Brilla de nuevo la luna llena y recuerdo que ya hace mucho tiempo que grabé mi primera tablilla. Ya hace doce lunas.

Pero no por eso desatenderé el informe, ya que hoy mismo he pagado mi última deuda.

Hoy es el día que mi buena esposa y yo festejamos el triunfo que nos ha proporcionado nuestra determinación. nación.

Durante mi última visita a mis acreedores ocurrieron algunas cosas de las que me acordaré durante mucho tiempo.

Ahmar me suplicó que perdonara su feas palabras y me dijo que, entre todas, deseaba especialmente mi amistad.

Al final el viejo Alkahad no es tan malo pues me dijo: “Antes eras como un trozo de barro blando que podía ser apretado y moldeado por cualquier mano, pero ahora eres como una moneda de cobre que se puede sostener sobre su canto. Si necesitas plata u oro, ven a verme en cualquier momento”.

No es el único que me respeta, muchos otros me hablan con deferencia. Mi buena mujer me mira con aquel brillo en los ojos que hace que un hombre se sienta confiado.

Pero ha sido el plan el que me ha dado el éxito, me ha hecho capaz de devolver el dinero de mis deudas y ha hecho tintinear el oro y la plata en mi bolsa.
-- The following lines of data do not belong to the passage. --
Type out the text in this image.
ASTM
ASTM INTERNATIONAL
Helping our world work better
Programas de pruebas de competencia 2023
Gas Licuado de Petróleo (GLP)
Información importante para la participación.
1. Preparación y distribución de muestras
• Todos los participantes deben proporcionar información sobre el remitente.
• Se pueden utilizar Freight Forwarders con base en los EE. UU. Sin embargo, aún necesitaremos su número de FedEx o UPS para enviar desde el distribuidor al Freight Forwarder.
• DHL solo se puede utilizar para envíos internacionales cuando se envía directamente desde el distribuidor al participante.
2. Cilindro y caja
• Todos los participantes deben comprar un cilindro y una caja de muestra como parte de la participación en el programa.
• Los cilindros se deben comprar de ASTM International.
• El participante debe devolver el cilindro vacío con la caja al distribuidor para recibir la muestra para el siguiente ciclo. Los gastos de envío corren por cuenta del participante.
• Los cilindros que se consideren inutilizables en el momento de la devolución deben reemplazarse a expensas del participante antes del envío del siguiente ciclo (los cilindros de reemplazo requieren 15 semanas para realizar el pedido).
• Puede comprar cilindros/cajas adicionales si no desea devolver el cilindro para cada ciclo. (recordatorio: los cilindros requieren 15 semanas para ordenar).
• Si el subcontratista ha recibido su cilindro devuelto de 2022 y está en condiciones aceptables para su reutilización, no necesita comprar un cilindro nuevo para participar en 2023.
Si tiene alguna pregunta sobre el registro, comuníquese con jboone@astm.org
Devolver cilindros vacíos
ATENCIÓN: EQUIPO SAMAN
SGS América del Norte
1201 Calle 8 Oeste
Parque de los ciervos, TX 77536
Lo recomiendo a los que quieran prosperar. Pues, si ha conseguido que un esclavo pagara sus deudas, ¿No ayudará a un hombre a encontrar su libertad? Y yo no lo he abandonado pues estoy convencido de que, si lo sigo, me hará un hombre rico entre los hombres.

St. Swithin’s College
Nottingham University
Newark-on-Trent
Nottingham

7 de noviembre de 1936
Sr. Profesor Franklin Caldwell
Expedición Científica Británica
Hillah, Mesopotamia
Querido profesor:

Si en el transcurso de sus próximas excavaciones en la ruinas de Babilonia encuentra el fantasma de un viejo ciudadano, un tratante de camellos llamado Dabasir, hágame un favor: dígale que aquellos galimatías que escribió en unas tablillas de barro hace ya mucho tiempo le han valido la gratitud eterna de ciertas personas de una facultad de Inglaterra.

Seguramente de acordará usted. de mi carta de hace un año en la que le decía que mi mujer y yo teníamos la intención de seguir su plan para liberarnos de nuestras deudas y, al mismo tiempo, tener algo de dinero en nuestros bolsillos.

Habrá adivinado que estas deudas nos avergonzaban desesperadamente -por mucho que las intentáramos esconder a nuestros amigos.

Desde hacía años estábamos terriblemente humillados por ciertas deudas e intranquilos hasta la enfermedad por miedo de que algún comerciante desatara un escándalo que nos habría obligado a dejar la facultad con toda seguridad.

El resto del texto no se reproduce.